Minneapolis Police Chief Medaria Arradondo
Mr Chauvin, 45, is charged with murder and manslaughter in Floyd’s death on May 25. The white officer is accused of digging his knee into the 46-year-old man’s neck for nine minutes, 29 seconds, outside a corner market, where Floyd had been accused of trying to pass a counterfeit $20 bill to buy a pack of cigarettes.
The defence argues that Mr Chauvin did what he had been trained to do and that Floyd’s use of illegal drugs and his underlying health conditions caused his death.
Chauvin lawyer Eric Nelson questioned Dr Langenfeld about whether some drugs can cause hypoxia, or insufficient oxygen. The doctor acknowledged that fentanyl and methamphetamine, both of which were found in Floyd’s body, can do so.
The county medical examiner’s office ultimately classified Floyd’s death a homicide.
The full report said Floyd died of “cardiopulmonary arrest, complicating law enforcement subdual, restraint and neck compression”. A summary report listed fentanyl intoxication and recent methamphetamine use under “other significant conditions” but not under “cause of death”.
Under cross-examination from Mr Nelson, Dr Langenfeld said Floyd’s carbon dioxide levels were more than twice as high as levels in a healthy person and he agreed that this could be attributed to a respiratory problem. But on questioning from the prosecutor, the doctor said the high levels were also consistent with cardiac arrest.
Dr Langenfeld said that “any amount of time” a patient spends in cardiac arrest without immediate CPR decreases the chance of a good outcome. He said there is an approximately 10 per cent to 15 per cent decrease in survival for every minute that CPR is not administered.

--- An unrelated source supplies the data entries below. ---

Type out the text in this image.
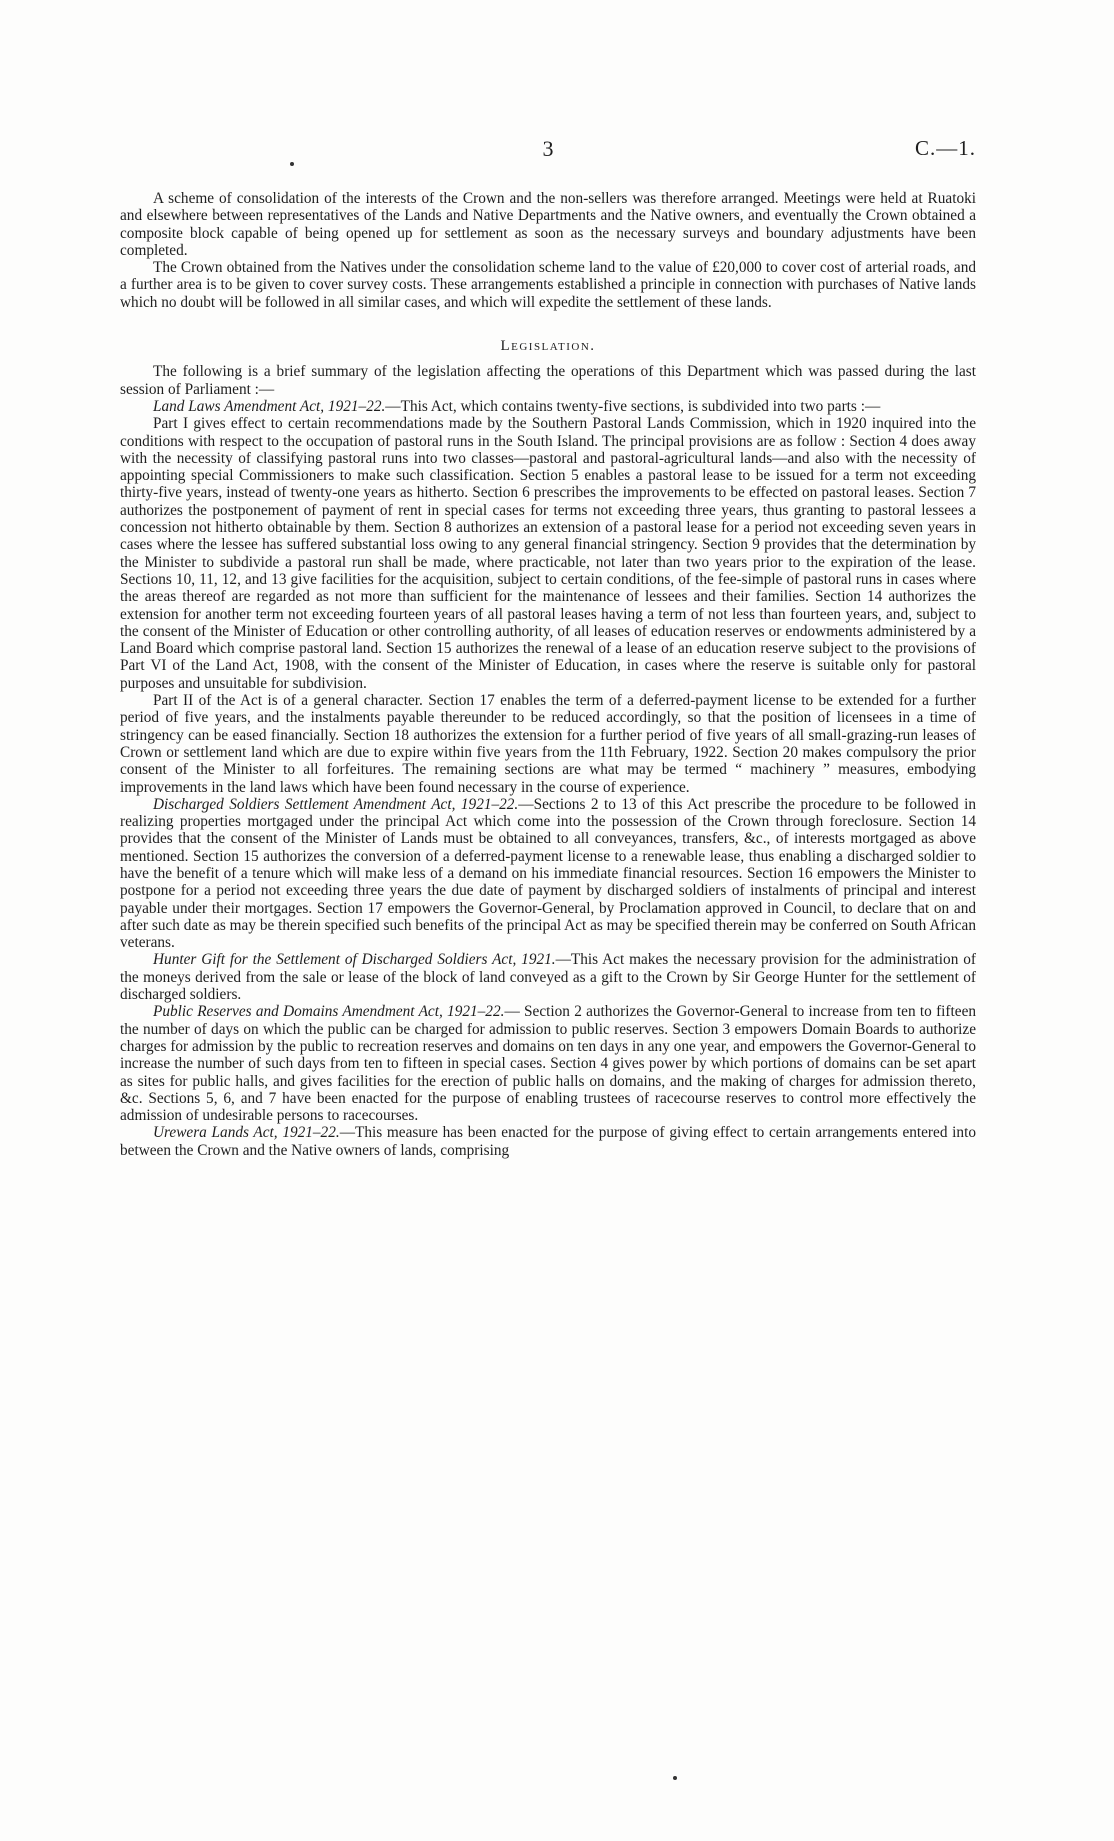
3	C.—1.

A scheme of consolidation of the interests of the Crown and the non-sellers was therefore arranged. Meetings were held at Ruatoki and elsewhere between representatives of the Lands and Native Departments and the Native owners, and eventually the Crown obtained a composite block capable of being opened up for settlement as soon as the necessary surveys and boundary adjustments have been completed.

The Crown obtained from the Natives under the consolidation scheme land to the value of £20,000 to cover cost of arterial roads, and a further area is to be given to cover survey costs. These arrangements established a principle in connection with purchases of Native lands which no doubt will be followed in all similar cases, and which will expedite the settlement of these lands.

Legislation.

The following is a brief summary of the legislation affecting the operations of this Department which was passed during the last session of Parliament :—

Land Laws Amendment Act, 1921–22.—This Act, which contains twenty-five sections, is subdivided into two parts :—

Part I gives effect to certain recommendations made by the Southern Pastoral Lands Commission, which in 1920 inquired into the conditions with respect to the occupation of pastoral runs in the South Island. The principal provisions are as follow : Section 4 does away with the necessity of classifying pastoral runs into two classes—pastoral and pastoral-agricultural lands—and also with the necessity of appointing special Commissioners to make such classification. Section 5 enables a pastoral lease to be issued for a term not exceeding thirty-five years, instead of twenty-one years as hitherto. Section 6 prescribes the improvements to be effected on pastoral leases. Section 7 authorizes the postponement of payment of rent in special cases for terms not exceeding three years, thus granting to pastoral lessees a concession not hitherto obtainable by them. Section 8 authorizes an extension of a pastoral lease for a period not exceeding seven years in cases where the lessee has suffered substantial loss owing to any general financial stringency. Section 9 provides that the determination by the Minister to subdivide a pastoral run shall be made, where practicable, not later than two years prior to the expiration of the lease. Sections 10, 11, 12, and 13 give facilities for the acquisition, subject to certain conditions, of the fee-simple of pastoral runs in cases where the areas thereof are regarded as not more than sufficient for the maintenance of lessees and their families. Section 14 authorizes the extension for another term not exceeding fourteen years of all pastoral leases having a term of not less than fourteen years, and, subject to the consent of the Minister of Education or other controlling authority, of all leases of education reserves or endowments administered by a Land Board which comprise pastoral land. Section 15 authorizes the renewal of a lease of an education reserve subject to the provisions of Part VI of the Land Act, 1908, with the consent of the Minister of Education, in cases where the reserve is suitable only for pastoral purposes and unsuitable for subdivision.

Part II of the Act is of a general character. Section 17 enables the term of a deferred-payment license to be extended for a further period of five years, and the instalments payable thereunder to be reduced accordingly, so that the position of licensees in a time of stringency can be eased financially. Section 18 authorizes the extension for a further period of five years of all small-grazing-run leases of Crown or settlement land which are due to expire within five years from the 11th February, 1922. Section 20 makes compulsory the prior consent of the Minister to all forfeitures. The remaining sections are what may be termed “ machinery ” measures, embodying improvements in the land laws which have been found necessary in the course of experience.

Discharged Soldiers Settlement Amendment Act, 1921–22.—Sections 2 to 13 of this Act prescribe the procedure to be followed in realizing properties mortgaged under the principal Act which come into the possession of the Crown through foreclosure. Section 14 provides that the consent of the Minister of Lands must be obtained to all conveyances, transfers, &c., of interests mortgaged as above mentioned. Section 15 authorizes the conversion of a deferred-payment license to a renewable lease, thus enabling a discharged soldier to have the benefit of a tenure which will make less of a demand on his immediate financial resources. Section 16 empowers the Minister to postpone for a period not exceeding three years the due date of payment by discharged soldiers of instalments of principal and interest payable under their mortgages. Section 17 empowers the Governor-General, by Proclamation approved in Council, to declare that on and after such date as may be therein specified such benefits of the principal Act as may be specified therein may be conferred on South African veterans.

Hunter Gift for the Settlement of Discharged Soldiers Act, 1921.—This Act makes the necessary provision for the administration of the moneys derived from the sale or lease of the block of land conveyed as a gift to the Crown by Sir George Hunter for the settlement of discharged soldiers.

Public Reserves and Domains Amendment Act, 1921–22.— Section 2 authorizes the Governor-General to increase from ten to fifteen the number of days on which the public can be charged for admission to public reserves. Section 3 empowers Domain Boards to authorize charges for admission by the public to recreation reserves and domains on ten days in any one year, and empowers the Governor-General to increase the number of such days from ten to fifteen in special cases. Section 4 gives power by which portions of domains can be set apart as sites for public halls, and gives facilities for the erection of public halls on domains, and the making of charges for admission thereto, &c. Sections 5, 6, and 7 have been enacted for the purpose of enabling trustees of racecourse reserves to control more effectively the admission of undesirable persons to racecourses.

Urewera Lands Act, 1921–22.—This measure has been enacted for the purpose of giving effect to certain arrangements entered into between the Crown and the Native owners of lands, comprising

Prosecutors in the second week of the trial are also expected to zero in on Mr Chauvin’s training in the use of force.
Mr Arradondo also testified about police policy that dictates that whenever it is reasonable to do so, officers must use tactics to de-escalate a situation so as to avoid or minimise the use of force.
Prosecutor Steve Schleicher noted that while some people may become more dangerous under the influence of drugs or alcohol, some may actually be “more vulnerable”. Mr Arradondo agreed and acknowledged that this must also be taken into consideration when officers decide to use force.

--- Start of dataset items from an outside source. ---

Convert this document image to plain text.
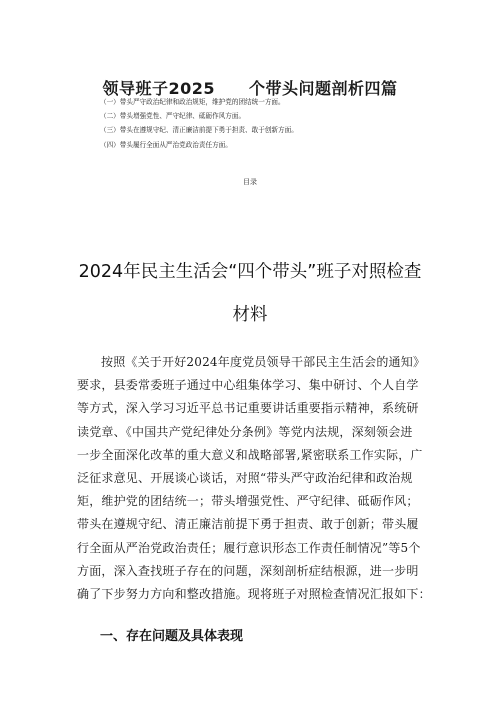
领导班子2025 个带头问题剖析四篇
（一）带头严守政治纪律和政治规矩，维护党的团结统一方面。
（二）带头增强党性、严守纪律、砥砺作风方面。
（三）带头在遵规守纪、清正廉洁前提下勇于担责、敢于创新方面。
（四）带头履行全面从严治党政治责任方面。
目录
2024年民主生活会“四个带头”班子对照检查
材料
按照《关于开好2024年度党员领导干部民主生活会的通知》
要求，县委常委班子通过中心组集体学习、集中研讨、个人自学
等方式，深入学习习近平总书记重要讲话重要指示精神，系统研
读党章、《中国共产党纪律处分条例》等党内法规，深刻领会进
一步全面深化改革的重大意义和战略部署,紧密联系工作实际，广
泛征求意见、开展谈心谈话，对照“带头严守政治纪律和政治规
矩，维护党的团结统一；带头增强党性、严守纪律、砥砺作风；
带头在遵规守纪、清正廉洁前提下勇于担责、敢于创新；带头履
行全面从严治党政治责任；履行意识形态工作责任制情况”等5个
方面，深入查找班子存在的问题，深刻剖析症结根源，进一步明
确了下步努力方向和整改措施。现将班子对照检查情况汇报如下：
一、存在问题及具体表现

Before he was pinned to the ground, a handcuffed and frantic Floyd struggled with police who were trying to put him in a squad car, saying he was claustrophobic.
Mr Arradondo said officers are trained in basic first aid, including chest compressions, and department policy requires them to request medical assistance and provide necessary aid as soon as possible before paramedics arrive.
Officers’ first aid training is “very vital because those seconds are vital,” Mr Arradondo said. “And so we absolutely have a duty to render that.”
Officers kept restraining Floyd – with Mr Chauvin kneeling on his neck, another kneeling on Floyd’s back and a third holding his feet – until the ambulance arrived, even after he became unresponsive, according to evidence and video footage.
One officer asked twice if they should roll Floyd on his side to aid his breathing and later said calmly that he thought Floyd was passing out. Another checked Floyd’s wrist for a pulse and said he couldn’t find one.
The officers also rebuffed offers of help from an off-duty Minneapolis firefighter who wanted to administer aid or tell officers how to do it.
Prosecutors previously called supervisory officers to build the case that Mr Chauvin improperly restrained Floyd. A duty sergeant and a lieutenant who leads the homicide division both questioned Mr Chauvin’s actions in pinning Floyd to the ground.
“Totally unnecessary,” Lt Richard Zimmerman, the longest-tenured officer on the force, said on Friday.